Later, as Bera loaded up the vast tin bath with clothes and ran water from the hot tap into it, it struck her as odd that shape-shifters were always lumped into the same category as trolls and outlaws, snolfurs and other predators. But shape-shifters were so rare that no one – as far as she knew – had ever definitely been attacked by one. Maybe, if she could snatch five minutes on the Oracle later, she’d search.
She managed to turn the tap off before boiling water ran over the pan’s lip; at least – for all Hilda’s carping – there was no shortage of heat and hot water. It was a shame that, according to the Oracle, there was no longer the resource to tip Isheimur’s boundless low-level geo-thermal energy into full-scale vulcanism.
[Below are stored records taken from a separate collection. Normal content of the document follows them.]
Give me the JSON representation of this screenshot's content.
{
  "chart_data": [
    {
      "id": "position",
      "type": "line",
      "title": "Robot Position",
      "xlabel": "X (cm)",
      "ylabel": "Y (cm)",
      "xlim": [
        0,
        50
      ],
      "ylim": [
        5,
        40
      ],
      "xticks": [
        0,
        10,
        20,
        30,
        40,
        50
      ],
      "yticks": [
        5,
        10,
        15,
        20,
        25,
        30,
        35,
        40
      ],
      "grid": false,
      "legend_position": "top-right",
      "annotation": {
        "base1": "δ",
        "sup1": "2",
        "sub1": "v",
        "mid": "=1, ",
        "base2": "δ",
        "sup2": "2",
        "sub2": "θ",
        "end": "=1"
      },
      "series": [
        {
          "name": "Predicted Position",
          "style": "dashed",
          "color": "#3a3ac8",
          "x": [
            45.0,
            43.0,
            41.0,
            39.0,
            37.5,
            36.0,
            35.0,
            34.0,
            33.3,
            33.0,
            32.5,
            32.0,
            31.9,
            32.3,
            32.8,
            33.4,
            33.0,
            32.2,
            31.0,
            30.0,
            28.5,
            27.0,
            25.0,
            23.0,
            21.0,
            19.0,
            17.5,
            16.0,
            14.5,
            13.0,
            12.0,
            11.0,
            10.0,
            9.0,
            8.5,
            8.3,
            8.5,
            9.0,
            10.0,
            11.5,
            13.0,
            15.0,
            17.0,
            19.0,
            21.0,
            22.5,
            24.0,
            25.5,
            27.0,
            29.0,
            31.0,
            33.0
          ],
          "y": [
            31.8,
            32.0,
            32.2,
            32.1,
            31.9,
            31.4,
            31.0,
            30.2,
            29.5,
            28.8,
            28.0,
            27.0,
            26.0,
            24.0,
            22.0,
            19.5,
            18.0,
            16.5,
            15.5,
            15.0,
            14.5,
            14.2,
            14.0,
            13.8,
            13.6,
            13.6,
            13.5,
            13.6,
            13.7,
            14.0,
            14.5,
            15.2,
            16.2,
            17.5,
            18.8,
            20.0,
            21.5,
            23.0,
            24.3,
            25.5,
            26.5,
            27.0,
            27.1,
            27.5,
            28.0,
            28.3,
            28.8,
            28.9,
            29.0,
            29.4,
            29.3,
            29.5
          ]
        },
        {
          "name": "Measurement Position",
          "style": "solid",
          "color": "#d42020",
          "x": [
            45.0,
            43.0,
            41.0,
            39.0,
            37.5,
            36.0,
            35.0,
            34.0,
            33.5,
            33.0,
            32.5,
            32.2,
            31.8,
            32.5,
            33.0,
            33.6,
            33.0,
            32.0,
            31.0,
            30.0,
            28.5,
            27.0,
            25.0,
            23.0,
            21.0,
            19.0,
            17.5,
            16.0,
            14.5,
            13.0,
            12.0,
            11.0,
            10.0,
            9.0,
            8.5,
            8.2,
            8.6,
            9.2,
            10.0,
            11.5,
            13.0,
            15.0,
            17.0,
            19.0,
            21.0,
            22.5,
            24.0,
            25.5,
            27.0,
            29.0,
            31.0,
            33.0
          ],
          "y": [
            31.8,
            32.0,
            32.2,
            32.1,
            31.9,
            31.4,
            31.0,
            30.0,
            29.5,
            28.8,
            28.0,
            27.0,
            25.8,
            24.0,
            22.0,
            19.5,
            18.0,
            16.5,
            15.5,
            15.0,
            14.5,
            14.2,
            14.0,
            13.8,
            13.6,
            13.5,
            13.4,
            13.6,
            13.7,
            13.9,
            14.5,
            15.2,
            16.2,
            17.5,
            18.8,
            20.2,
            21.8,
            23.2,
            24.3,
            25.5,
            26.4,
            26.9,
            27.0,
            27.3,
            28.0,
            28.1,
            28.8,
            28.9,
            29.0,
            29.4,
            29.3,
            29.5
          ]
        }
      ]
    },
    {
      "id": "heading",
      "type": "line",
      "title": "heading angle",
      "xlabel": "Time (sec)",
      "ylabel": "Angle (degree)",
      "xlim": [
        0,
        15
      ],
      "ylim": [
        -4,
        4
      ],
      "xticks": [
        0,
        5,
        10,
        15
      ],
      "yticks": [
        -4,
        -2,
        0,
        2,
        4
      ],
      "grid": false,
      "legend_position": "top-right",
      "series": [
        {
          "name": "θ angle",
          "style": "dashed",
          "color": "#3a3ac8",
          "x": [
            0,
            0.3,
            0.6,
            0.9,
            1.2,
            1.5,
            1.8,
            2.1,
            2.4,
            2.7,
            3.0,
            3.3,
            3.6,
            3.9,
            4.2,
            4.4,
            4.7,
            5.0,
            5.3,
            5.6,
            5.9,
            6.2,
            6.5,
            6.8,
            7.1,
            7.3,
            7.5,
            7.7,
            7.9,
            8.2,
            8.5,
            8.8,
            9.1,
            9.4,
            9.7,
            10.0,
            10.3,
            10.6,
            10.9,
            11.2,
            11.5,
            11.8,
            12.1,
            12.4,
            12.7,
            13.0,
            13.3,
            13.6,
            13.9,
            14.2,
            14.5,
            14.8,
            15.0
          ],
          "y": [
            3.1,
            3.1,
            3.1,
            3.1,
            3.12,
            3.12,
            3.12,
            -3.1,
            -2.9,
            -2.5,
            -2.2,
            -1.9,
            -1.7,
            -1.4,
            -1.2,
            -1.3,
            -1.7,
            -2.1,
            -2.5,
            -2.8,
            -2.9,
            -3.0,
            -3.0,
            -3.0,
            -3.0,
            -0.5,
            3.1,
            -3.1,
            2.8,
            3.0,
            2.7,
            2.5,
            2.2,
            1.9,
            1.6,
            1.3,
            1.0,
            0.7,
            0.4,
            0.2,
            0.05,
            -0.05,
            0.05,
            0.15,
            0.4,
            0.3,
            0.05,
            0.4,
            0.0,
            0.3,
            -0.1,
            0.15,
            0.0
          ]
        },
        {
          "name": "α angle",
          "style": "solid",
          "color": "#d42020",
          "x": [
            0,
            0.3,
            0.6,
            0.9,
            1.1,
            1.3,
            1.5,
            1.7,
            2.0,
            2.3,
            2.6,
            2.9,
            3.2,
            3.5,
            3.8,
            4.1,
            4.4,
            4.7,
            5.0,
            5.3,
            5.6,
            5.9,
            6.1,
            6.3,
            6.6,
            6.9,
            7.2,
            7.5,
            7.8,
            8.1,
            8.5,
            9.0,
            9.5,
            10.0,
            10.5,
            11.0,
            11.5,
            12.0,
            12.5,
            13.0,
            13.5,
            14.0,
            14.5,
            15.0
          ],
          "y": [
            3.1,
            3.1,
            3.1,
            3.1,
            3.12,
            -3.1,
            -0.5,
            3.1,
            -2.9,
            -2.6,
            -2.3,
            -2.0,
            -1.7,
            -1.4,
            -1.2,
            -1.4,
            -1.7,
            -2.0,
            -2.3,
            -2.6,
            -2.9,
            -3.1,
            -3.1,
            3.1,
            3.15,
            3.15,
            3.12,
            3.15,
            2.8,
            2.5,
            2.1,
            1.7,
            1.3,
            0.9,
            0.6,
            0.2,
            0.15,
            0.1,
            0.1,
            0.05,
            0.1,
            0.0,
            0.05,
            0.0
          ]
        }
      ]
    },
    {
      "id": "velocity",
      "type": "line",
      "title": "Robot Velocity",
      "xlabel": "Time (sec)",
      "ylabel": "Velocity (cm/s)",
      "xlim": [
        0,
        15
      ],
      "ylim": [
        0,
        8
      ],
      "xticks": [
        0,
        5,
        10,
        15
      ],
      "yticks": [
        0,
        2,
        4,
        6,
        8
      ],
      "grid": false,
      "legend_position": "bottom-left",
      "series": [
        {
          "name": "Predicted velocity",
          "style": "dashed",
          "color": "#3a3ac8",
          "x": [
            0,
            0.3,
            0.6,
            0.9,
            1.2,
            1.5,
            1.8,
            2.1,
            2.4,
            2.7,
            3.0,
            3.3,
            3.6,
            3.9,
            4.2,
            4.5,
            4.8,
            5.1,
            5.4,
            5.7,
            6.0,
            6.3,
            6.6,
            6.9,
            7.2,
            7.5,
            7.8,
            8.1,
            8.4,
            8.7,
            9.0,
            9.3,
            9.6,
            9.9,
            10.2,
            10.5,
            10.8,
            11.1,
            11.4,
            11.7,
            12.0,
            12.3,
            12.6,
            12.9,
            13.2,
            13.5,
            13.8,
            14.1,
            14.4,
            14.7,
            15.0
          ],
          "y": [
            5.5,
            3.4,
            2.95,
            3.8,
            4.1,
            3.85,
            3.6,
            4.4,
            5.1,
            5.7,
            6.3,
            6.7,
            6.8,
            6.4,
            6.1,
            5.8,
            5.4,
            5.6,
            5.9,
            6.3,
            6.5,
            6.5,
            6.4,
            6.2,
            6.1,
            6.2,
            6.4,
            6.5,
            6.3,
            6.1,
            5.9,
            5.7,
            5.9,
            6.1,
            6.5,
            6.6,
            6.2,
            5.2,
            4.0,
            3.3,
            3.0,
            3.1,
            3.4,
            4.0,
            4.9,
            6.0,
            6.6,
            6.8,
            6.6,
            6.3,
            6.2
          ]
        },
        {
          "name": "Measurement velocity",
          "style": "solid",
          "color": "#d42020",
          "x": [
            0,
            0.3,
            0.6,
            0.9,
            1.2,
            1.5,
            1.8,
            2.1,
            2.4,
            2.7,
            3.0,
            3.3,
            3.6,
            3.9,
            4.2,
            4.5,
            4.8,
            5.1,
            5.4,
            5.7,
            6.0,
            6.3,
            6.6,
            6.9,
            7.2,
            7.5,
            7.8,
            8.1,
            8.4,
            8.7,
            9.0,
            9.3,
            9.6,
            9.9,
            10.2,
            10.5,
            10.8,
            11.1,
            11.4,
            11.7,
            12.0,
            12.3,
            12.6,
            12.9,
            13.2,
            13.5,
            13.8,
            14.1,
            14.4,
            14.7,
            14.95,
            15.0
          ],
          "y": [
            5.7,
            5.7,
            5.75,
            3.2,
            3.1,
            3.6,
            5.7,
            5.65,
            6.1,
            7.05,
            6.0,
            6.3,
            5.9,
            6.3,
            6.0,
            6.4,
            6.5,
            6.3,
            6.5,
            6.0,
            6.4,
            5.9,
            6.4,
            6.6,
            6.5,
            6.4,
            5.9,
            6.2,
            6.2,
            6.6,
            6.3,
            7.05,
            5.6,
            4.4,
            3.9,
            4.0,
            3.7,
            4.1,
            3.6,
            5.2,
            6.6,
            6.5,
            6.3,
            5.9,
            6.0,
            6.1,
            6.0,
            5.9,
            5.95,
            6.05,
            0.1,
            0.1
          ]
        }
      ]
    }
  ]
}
She was used to washing by hand. The farm had finally run out of parts for the antique washing machine when Bera had first arrived from the North, and the Norns refused to consider such parts life-saving, so their petitions via the Oracle for replacements had been useless. But she hated the way it chapped her hands, and the effort required to wring out the sopping clothes left her hands and shoulders aching. Still, she managed to wrestle the sodden blouses and shirts into the mangle, bolt the rollers into place, then turn the handle against a wall of inertia.
She jumped at the voice; “You want help?”
She turned. “Oh, Yngi, you startled me.” Isheimur only knew how Yngi the Halt with his club foot had managed to creep up on her.
His freckled face was as transparent as any window, so she saw his disappointment. She added hastily, “I know you didn’t mean to, but you should cough or clear your throat, or–”
“Okay, Bera.” he said. Ruddy features lit up:“You need help with that? I’m stronger than you are, even if I’m not as clever.”
She shook her head. “No thanks, Yngi. I’m almost done.”
He turned to go, just as Thorbjorg’s voice cut across them: “Yngvar Ragnarsson, get away from that whore!”
Yngi cringed, and Bera swung round at his wife, anger at one humiliation too many finally breaking her self-control. Before she could speak, a shriek from the courtyard interrupted them: “Grandpappi! Granpappi’s coming!”
Bera and Thorbjorg rushed out into the courtyard, Yngi hobbling behind. Both suns were now high in the sky, and Bera had to blink to focus. She followed the other’s gaze down the valley to west, and the men returning from a week at the Summer Fair.
The two men at the front of the group rode shaggy Isheimuri horses, which stood only chest high to a tall man, but were formidably strong. Ragnar liked to brag that his was the strongest horse on Isheimur, and the chunky buttermilk-coloured stallion needed to be to carry his owner and his belongings, which between them probably massed over a hundred and fifty kilos. Arnbjorn rode a slightly smaller horse alongside him.
Surprisingly the other two horses were riderless, and Ragnar’s tenant farmers walked beside their mounts, which were dragging something, but Bera couldn’t make out what it was. Bringing up the rear of the procession were the farmer’s eldest sons. Both had been unbearable ever since Ragnar had agreed to take them to the Summer Fair, and Bera suspected that they would be even more conceited now they had been, and would consider themselves too grand to mix with children. One had been flirting with Bera before she’d become pregnant, but had quickly lost interest when he learned of her condition, and probably wouldn’t even speak to her now.